Pat Helland (side note – I wish Pat would start blogging again) wrote an
article some time ago titled Data on the Outside vs. Data on the
Inside where
he talked about the differences between service private data and data in
the space between the services. For example, data on the outside is
immutable, requires an open schema for interop, doesn’t need
encapsulation and is representable in XML. Service private data is not
immutable, doesn’t need an open schema for interop, requires
encapsulation and is typically stored in a SQL RDBMS. So on this front,
process and service state are both service private data so conflating
them makes some sense.
However, what’s not in the article is the idea of Resource and Activity
data. Not sure why Pat didn’t include this in the article, but he was
talking about it as far back as PDC
2003. Stu
Charlton described the difference
between resource and activity data in his Autonomous
Services
article:
Activity Data – This is “work in progress” data for any
long-running business operation, and is usually encapsulated by
business logic. A classic example is a shopping cart in any e-commerce
system. This data is mutable, but typically has low concurrency
conflicts, as it is not widely shared. Typically activity data retires
after a long running operation completes, and may be archived in a
decision support system for later analysis.
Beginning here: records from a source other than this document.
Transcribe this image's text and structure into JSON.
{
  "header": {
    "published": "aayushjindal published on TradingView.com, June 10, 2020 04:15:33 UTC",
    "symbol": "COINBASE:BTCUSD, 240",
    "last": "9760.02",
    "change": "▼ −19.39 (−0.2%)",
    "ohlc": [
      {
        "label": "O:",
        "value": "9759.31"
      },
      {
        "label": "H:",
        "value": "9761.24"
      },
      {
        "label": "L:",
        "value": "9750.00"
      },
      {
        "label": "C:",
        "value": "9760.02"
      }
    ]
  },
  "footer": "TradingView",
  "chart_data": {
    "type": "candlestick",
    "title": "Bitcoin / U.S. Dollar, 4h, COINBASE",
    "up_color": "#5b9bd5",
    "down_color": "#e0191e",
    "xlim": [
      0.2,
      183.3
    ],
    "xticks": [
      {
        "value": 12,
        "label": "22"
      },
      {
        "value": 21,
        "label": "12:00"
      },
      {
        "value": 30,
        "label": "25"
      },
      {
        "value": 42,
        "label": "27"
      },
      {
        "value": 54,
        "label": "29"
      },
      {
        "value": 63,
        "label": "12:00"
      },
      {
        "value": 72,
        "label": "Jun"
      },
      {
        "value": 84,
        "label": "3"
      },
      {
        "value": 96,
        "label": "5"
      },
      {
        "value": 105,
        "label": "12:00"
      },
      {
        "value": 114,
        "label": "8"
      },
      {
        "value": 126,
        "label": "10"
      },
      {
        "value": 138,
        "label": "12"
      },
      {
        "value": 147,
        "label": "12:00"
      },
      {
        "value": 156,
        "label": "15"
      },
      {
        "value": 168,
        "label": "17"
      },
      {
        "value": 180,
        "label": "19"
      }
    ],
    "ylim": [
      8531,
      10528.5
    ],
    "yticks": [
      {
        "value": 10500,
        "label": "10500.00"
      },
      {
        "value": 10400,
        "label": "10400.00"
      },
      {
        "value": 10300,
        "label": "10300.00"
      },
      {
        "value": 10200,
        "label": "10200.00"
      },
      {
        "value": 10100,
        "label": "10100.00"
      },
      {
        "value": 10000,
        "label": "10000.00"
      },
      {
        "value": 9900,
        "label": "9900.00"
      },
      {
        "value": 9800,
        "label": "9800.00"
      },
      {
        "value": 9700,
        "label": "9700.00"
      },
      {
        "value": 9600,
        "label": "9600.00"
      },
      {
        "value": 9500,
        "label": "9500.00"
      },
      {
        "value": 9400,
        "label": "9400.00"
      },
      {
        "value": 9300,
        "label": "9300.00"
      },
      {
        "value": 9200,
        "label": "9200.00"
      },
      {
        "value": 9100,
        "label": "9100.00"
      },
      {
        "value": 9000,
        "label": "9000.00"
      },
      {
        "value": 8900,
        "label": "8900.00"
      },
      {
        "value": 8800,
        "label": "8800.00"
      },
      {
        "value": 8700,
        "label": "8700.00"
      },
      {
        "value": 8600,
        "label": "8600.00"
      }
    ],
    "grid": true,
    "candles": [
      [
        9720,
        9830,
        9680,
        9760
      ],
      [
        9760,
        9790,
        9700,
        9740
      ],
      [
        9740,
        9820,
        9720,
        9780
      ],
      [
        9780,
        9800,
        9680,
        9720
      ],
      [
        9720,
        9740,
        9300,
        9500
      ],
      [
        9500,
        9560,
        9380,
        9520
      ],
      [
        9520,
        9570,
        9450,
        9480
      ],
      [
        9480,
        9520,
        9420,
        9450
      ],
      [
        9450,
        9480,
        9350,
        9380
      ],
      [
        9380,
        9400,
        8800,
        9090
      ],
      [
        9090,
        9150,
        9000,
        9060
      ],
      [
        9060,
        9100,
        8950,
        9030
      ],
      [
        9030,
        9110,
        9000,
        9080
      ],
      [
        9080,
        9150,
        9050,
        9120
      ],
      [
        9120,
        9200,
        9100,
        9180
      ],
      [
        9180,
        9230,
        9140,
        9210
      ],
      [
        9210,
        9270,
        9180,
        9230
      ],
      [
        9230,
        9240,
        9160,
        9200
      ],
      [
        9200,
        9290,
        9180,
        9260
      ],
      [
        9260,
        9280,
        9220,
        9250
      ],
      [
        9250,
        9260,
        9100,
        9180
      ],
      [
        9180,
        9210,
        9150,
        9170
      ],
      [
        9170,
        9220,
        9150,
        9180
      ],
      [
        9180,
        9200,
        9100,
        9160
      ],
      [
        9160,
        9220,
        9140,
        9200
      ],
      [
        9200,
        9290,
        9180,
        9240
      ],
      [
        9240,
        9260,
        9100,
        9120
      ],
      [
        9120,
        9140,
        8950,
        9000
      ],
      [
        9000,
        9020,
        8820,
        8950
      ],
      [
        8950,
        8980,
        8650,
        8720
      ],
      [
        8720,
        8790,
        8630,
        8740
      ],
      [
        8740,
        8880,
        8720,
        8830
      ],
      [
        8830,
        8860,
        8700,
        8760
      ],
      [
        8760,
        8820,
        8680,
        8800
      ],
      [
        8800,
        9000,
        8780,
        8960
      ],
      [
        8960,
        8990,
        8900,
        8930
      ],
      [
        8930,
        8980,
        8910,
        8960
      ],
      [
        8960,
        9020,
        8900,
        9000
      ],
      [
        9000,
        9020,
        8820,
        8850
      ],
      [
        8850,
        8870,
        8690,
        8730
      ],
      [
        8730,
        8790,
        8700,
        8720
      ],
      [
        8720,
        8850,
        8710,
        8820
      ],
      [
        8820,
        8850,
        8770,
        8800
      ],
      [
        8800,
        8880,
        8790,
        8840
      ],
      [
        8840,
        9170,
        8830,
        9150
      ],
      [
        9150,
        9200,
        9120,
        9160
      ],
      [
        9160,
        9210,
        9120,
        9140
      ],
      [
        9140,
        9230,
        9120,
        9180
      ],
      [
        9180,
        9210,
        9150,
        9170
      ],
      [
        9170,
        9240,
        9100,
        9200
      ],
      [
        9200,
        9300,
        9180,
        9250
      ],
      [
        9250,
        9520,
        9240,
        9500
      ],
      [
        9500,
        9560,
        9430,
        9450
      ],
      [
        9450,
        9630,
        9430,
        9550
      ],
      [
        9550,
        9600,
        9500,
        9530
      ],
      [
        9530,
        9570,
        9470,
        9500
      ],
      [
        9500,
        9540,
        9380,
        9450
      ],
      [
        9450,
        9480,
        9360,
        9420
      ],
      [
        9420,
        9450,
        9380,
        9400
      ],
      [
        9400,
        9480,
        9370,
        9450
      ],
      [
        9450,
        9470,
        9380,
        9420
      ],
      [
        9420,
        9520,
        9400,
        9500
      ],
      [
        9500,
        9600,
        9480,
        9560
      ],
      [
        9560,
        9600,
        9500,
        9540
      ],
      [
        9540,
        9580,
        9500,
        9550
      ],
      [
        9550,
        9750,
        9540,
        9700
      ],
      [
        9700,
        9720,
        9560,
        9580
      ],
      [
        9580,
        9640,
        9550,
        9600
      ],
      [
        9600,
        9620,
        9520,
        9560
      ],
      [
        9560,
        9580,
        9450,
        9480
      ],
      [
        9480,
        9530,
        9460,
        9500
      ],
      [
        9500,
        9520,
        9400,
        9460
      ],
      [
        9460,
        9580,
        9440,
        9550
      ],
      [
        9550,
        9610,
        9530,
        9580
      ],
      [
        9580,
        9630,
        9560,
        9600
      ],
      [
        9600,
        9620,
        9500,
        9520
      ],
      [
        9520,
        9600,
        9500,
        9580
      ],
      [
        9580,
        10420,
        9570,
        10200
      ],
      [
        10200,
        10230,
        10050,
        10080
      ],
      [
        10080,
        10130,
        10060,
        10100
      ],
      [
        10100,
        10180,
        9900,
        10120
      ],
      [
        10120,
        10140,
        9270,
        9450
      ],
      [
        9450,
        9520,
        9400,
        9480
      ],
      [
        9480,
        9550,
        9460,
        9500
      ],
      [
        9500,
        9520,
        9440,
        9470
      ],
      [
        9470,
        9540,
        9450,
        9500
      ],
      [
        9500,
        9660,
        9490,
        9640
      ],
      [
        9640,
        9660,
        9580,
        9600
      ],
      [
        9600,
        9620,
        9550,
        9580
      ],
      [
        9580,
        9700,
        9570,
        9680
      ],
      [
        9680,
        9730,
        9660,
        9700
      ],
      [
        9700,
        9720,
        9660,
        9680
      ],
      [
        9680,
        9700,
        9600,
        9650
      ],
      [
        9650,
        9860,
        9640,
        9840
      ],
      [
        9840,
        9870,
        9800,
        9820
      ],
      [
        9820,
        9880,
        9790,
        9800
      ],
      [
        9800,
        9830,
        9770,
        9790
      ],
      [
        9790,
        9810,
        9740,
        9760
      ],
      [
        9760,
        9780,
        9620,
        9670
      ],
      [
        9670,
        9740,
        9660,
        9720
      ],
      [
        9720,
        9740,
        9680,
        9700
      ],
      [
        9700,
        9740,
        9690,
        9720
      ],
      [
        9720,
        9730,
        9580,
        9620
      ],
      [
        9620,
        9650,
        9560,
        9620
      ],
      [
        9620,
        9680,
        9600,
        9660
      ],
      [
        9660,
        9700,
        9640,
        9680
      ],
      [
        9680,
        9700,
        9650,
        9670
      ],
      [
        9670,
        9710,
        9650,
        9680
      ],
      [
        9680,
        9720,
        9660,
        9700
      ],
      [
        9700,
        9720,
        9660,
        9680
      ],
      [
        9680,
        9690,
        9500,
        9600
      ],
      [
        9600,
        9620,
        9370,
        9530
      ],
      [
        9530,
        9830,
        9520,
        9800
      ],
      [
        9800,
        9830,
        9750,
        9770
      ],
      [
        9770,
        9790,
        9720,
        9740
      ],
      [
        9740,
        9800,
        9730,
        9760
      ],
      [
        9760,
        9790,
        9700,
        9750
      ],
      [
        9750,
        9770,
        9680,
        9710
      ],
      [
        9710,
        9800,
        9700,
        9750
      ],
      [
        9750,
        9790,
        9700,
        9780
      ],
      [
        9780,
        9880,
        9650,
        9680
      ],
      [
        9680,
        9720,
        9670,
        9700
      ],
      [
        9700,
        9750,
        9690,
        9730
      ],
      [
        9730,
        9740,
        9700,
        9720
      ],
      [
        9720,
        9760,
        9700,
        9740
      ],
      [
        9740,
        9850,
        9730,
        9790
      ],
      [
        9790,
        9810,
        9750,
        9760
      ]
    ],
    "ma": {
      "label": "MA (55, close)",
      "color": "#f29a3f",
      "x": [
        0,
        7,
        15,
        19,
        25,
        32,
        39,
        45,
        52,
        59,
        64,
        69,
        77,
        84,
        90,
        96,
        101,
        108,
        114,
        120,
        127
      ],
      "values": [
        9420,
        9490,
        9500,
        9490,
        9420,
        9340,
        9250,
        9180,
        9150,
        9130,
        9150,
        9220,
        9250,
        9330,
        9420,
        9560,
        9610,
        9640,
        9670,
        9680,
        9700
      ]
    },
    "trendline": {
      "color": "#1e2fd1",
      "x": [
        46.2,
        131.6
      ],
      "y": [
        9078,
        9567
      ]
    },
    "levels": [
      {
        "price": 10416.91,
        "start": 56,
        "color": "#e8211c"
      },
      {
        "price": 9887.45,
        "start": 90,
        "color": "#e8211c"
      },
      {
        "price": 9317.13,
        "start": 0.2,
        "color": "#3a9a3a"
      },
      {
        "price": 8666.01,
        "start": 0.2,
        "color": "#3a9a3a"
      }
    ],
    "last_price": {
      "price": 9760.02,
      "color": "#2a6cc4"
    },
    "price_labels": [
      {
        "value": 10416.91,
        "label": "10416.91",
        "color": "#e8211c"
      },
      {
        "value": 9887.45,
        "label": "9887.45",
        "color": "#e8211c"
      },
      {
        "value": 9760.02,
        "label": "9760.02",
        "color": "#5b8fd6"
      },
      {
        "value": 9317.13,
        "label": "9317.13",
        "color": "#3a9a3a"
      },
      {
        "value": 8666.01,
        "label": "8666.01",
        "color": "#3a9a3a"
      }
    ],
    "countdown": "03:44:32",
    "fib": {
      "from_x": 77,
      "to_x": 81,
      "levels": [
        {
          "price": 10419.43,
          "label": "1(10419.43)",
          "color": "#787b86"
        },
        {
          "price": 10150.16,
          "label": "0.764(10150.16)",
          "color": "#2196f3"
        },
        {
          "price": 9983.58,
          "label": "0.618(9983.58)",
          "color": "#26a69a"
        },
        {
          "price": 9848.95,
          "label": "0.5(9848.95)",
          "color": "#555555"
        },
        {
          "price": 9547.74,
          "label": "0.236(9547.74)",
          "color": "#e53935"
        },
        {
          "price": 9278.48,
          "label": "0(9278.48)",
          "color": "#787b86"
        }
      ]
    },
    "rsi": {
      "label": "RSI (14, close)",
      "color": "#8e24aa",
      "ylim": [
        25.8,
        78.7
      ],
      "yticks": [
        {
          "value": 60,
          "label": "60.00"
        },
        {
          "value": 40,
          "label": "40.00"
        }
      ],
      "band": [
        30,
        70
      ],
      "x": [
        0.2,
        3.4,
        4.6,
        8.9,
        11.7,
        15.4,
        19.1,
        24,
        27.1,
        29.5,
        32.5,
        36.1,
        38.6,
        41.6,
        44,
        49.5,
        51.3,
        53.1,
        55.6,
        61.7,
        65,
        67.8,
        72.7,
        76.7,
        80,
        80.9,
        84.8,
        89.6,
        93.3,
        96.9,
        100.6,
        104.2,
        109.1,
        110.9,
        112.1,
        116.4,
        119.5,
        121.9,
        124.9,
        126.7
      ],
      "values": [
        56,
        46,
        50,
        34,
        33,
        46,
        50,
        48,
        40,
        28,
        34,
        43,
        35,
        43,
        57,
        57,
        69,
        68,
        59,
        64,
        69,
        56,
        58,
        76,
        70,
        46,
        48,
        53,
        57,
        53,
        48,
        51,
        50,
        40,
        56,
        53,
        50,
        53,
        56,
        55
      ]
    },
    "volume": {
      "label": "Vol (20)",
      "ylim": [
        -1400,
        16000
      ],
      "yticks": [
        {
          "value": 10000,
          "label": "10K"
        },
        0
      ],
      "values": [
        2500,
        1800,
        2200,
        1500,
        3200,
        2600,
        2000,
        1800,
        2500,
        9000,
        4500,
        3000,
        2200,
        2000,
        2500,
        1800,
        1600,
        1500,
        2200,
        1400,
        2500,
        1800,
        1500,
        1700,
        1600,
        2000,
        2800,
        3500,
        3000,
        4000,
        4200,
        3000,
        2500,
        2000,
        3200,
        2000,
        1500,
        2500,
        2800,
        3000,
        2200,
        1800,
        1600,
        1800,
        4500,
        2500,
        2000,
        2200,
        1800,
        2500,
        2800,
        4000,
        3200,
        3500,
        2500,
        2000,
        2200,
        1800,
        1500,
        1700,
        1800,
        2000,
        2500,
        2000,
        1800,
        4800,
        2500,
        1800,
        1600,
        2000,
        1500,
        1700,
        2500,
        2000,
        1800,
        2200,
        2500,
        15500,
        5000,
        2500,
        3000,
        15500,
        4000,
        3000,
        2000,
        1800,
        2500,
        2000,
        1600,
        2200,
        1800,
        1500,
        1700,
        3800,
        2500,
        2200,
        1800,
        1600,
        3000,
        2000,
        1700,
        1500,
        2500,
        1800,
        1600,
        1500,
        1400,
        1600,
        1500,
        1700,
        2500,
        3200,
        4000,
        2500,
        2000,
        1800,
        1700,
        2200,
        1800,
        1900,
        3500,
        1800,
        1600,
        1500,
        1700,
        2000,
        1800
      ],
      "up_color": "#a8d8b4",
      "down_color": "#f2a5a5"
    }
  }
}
Resource Data – This is “state of the business” data, which
represents the resources of an organization, and is usually
encapsulated by business logic. Examples are: room availability in a
hotel, inventory levels in a warehouse, account statuses, employee and
customer information. Some resources have a small life span, others
may last a very long time (years). Resource data is usually volatile
with potential for high concurrency conflicts.
So I’m fairly sure that when Piyush says “process state” I should hear
“activity data”. Similarly “service state” is “resource data”. The
differences between activity and resource data lead to some interesting
implementation artifacts, which I assume he getting at when he says I’m
conflating the two. For example, since activity data like shopping cart
has low or no concurrency issues, using an optimistic concurrency scheme
is entirely appropriate, which you would never use for highly volatile
resource data like warehouse inventory levels. In fact, since activity
data doesn’t have concurrency issues, you could even store it inside an
instance of workflow or
orchestration,
which gets serialized to a persistent store when it’s in an idle state.
However, the fact that activity and resource data is handled differently
doesn’t mean that most services won’t have activity data. When Thomas
Erl says that that
stateless services is a “common principle of service orientation”,
essentially what I think he’s saying that services should only have
resource data. And as I said before, this seems wrong to me. Sure,
some services will be stateless. But all services? Services
implement business capabilities. Most business capabilities are long
running processes. Doesn’t that imply that most services in the
enterprise will need to be long running workflows or orchestrations?
So for the most part, Piyush and I just seem to have different names for
the same concepts. The one issue I have with Piyush’s descricription of
process and service state is that he seems to implicitly assume that
processes aren’t services. Why not? Again, not all services will be
processes, but if you’re not exposing processes as services, how exactly
are you exposing them?